Nouralizadeh Akbar, Ziaee Seyed Amirmohsen, Basiri Abbas, Simforoosh Nasser, Abdi Hamidreza, Mahmoudnejad Nastaran, Kashi Amir H
Urology and Nephrology Research Center and Shaheed Labbafinejad Medical Center, Shaheed Beheshti University of Medical Sciences, Tehran, Iran.
Urol J. 2009 Summer;6(3):176-81.
We report our experience with a new technique for transperitoneal laparoscopic partial nephrectomy with the kidney turned upside down intraoperatively.
Laparoscopic partial nephrectomy was performed in 10 patients with upper pole lesions through a transperitoneal approach. Once complete mobilization of the kidney was achieved, it was rotated 180 degrees around the horizontal axis, so that the upper pole was positioned inferiorly. After performing partial nephrectomy, the resection bed was sutured by 2-0 polyglactin sutures and application of Hem-o-Lok clips. Then, the kidney was returned into its normal position and fixed to the abdominal wall.
We performed laparoscopic partial nephrectomy on 9 patients with a contrast-enhancing upper pole kidney mass and 1 patient with a nonfunctioning upper pole. The median tumor size was 58 mm (range, 41 mm to 92 mm). The median operative time was 206 minutes (range, 114 to 262 minutes) and the mean warm ischemia time was 30 minutes (range, 22 to 35 minutes). One patient underwent surgical exploration due to bleeding 6 hours after the operation. Prolonged urine leakage (more than 7 days) was observed in 1 patient, which responded to ureteral stent insertion. Surgical margins were negative in all of the patients.
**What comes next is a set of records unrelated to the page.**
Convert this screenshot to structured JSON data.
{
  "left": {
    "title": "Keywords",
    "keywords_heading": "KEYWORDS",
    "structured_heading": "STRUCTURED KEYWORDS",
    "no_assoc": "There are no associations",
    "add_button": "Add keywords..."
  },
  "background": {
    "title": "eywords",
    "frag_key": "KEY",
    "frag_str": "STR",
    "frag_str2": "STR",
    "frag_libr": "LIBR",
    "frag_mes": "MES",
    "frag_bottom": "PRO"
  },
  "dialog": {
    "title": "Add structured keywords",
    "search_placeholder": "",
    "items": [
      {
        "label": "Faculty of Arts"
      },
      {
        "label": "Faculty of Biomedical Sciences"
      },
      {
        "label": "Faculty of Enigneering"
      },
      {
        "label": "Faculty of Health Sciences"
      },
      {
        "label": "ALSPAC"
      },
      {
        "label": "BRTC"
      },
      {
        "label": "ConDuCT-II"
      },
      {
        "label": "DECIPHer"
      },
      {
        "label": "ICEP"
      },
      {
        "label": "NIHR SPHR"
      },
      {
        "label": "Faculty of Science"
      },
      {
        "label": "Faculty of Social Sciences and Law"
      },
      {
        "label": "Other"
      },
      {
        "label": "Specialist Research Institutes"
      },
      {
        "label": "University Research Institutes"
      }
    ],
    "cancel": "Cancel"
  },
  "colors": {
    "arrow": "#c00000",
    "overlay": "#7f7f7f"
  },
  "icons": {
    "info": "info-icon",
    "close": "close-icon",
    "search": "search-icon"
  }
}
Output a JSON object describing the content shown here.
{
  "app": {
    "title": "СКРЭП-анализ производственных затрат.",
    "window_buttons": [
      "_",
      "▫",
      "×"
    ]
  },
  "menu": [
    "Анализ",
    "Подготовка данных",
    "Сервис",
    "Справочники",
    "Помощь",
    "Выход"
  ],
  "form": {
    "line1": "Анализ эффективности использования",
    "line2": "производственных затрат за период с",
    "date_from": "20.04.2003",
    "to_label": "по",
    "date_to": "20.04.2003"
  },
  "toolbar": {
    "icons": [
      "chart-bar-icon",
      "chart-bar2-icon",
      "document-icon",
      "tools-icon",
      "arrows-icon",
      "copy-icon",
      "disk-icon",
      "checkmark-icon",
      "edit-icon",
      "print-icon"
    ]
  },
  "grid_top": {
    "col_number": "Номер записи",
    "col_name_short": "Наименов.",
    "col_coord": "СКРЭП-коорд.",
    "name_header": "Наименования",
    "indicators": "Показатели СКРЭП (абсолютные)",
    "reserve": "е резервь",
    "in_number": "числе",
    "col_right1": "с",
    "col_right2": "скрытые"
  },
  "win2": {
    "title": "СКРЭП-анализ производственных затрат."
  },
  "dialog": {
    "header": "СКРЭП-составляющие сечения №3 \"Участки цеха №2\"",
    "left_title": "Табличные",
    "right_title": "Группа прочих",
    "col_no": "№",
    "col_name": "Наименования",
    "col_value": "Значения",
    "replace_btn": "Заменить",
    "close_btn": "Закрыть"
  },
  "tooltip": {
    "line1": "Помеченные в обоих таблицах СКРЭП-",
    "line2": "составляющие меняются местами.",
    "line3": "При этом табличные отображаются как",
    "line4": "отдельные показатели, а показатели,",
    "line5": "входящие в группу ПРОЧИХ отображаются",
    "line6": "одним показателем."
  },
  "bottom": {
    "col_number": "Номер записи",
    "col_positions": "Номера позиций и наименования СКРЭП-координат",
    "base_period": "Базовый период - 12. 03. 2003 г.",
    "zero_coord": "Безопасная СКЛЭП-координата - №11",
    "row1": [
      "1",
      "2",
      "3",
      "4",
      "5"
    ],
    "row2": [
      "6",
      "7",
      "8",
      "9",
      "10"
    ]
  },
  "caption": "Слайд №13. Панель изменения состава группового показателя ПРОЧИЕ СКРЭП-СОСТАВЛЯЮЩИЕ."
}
Renal cell carcinoma was histologically diagnosed in patients with a kidney tumor.
Laparoscopic upper pole partial nephrectomy had acceptable results while the kidney was turned upside down intraoperatively, in terms of operative time and complications. This approach facilitates the procedure by achieving a better field of vision.
我们报告了一种新的经腹膜腹腔镜部分肾切除术的经验,术中将肾脏倒置。
对10例上极病变患者采用经腹膜途径行腹腔镜部分肾切除术。肾脏完全游离后,绕横轴旋转180度,使上极位于下方。部分肾切除术后,用2-0聚乙醇酸缝线缝合切除床并应用Hem-o-Lok夹。然后,将肾脏恢复到正常位置并固定于腹壁。
我们对9例上极肾肿块有强化的患者和1例上极无功能的患者进行了腹腔镜部分肾切除术。肿瘤大小中位数为58mm(范围41mm至92mm)。手术时间中位数为206分钟(范围114至262分钟),平均热缺血时间为30分钟(范围22至35分钟)。1例患者术后6小时因出血接受手术探查。1例患者出现持续性尿漏(超过7天),输尿管支架置入后好转。所有患者手术切缘均为阴性。肾肿瘤患者经组织学诊断为肾细胞癌。
就手术时间和并发症而言,术中将肾脏倒置的腹腔镜上极部分肾切除术取得了可接受的结果。这种方法通过获得更好的视野便于手术操作。